Data warehouse
There are three aspects to the warehouse:
1) data warehouse table definitions
2) Data elements and data hierarchy definitions
3) the system that takes the definitions and executes them
Define the tables for the data warehouse. (1)
The first two are your primary needs. How it works is like this:
In the data warehouse components.xml file (2) there are Base warehouse tasks. These link to the related table structures, the required manager beans, and the child task. The base warehouse task requires a class for pulling the beans that you want to warehouse. It is standard, but not required, to have one base task per manager. We set up the managers with a specific method for pulling all the beans managed by the manager.
The child tasks list the fields to be captured by the data warehouse, the insert statement (the ? are in the order of the fields listed), the clear statement for cleaning the warehouse, and any complex fields. The fields are linked to the bean properties via the get(property) methods. The insert and clear statements are to allow the child task to interact with the tables in the data warehouse. Complex fields are for off shoot child tasks... Aka, any properties that are not base types (Strings, ints, dates, etc.) but for object and list of object properties.

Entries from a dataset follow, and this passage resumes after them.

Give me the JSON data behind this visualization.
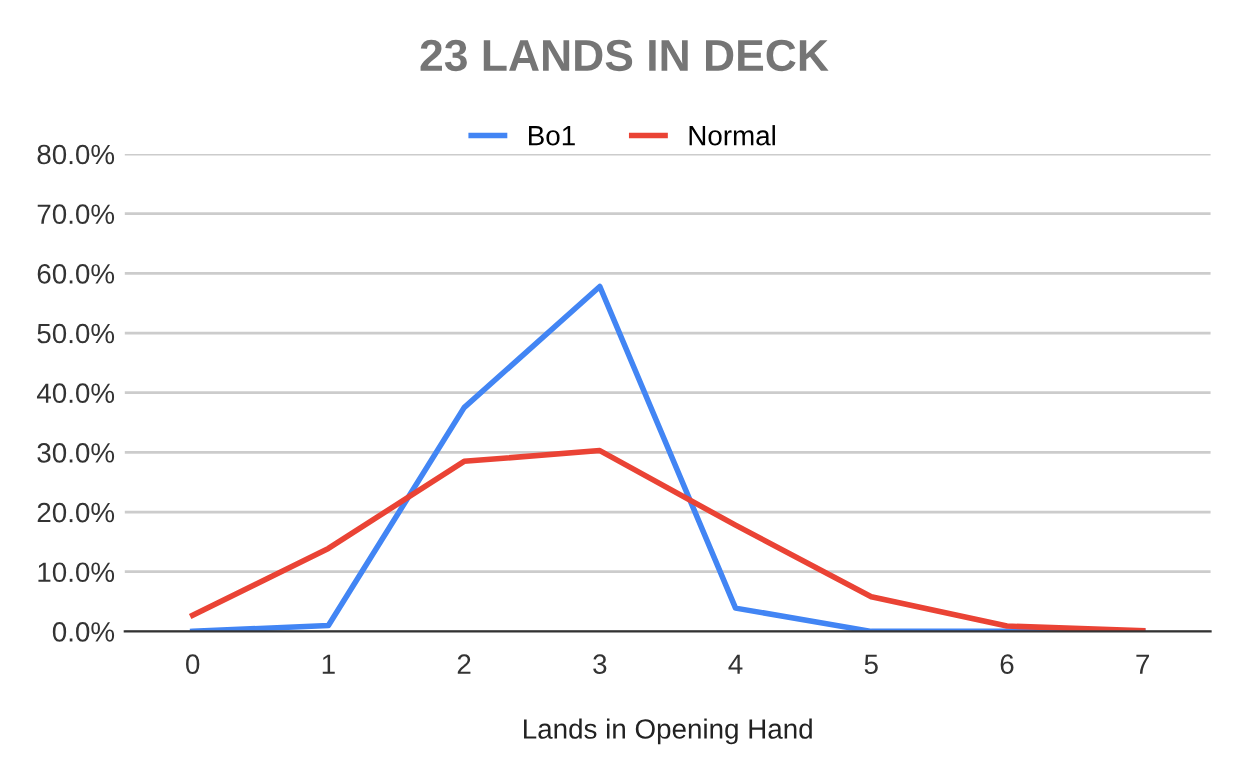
{
  "chart_data": {
    "type": "line",
    "title": "23 LANDS IN DECK",
    "xlabel": "Lands in Opening Hand",
    "categories": [
      "0",
      "1",
      "2",
      "3",
      "4",
      "5",
      "6",
      "7"
    ],
    "series": [
      {
        "name": "Bo1",
        "color": "#4285f4",
        "values": [
          0,
          1.0,
          37.5,
          57.8,
          3.9,
          0,
          0,
          0
        ]
      },
      {
        "name": "Normal",
        "color": "#ea4335",
        "values": [
          2.7,
          13.9,
          28.5,
          30.3,
          17.8,
          5.8,
          0.9,
          0.1
        ]
      }
    ],
    "ylim": [
      0,
      80
    ],
    "yticks": [
      {
        "value": 0,
        "label": "0.0%"
      },
      {
        "value": 10,
        "label": "10.0%"
      },
      {
        "value": 20,
        "label": "20.0%"
      },
      {
        "value": 30,
        "label": "30.0%"
      },
      {
        "value": 40,
        "label": "40.0%"
      },
      {
        "value": 50,
        "label": "50.0%"
      },
      {
        "value": 60,
        "label": "60.0%"
      },
      {
        "value": 70,
        "label": "70.0%"
      },
      {
        "value": 80,
        "label": "80.0%"
      }
    ],
    "grid": "y",
    "legend": "top",
    "marker": "none",
    "line_style": "solid"
  }
}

Each item in the list will enact the sub child object.
(3) There are various ways of accessing data. The usual is the bean property access. But when looking at, for example, bean properties that are Ids. We can't store the Id object but with the Id property access, the access function will pull the value out of id. This allows the Id to be stored into the DW. There are other access classes so get familiar with them.
Test, test, test. That's it.
To recap:
- create the base task class
- create the warehouse tables
- create the base task bean
- create the children tasks
FYI, the order of the task and child task beans is important. The base should be at the bottom. Each layer of object deepness should drive the bean further up towards the top of the file.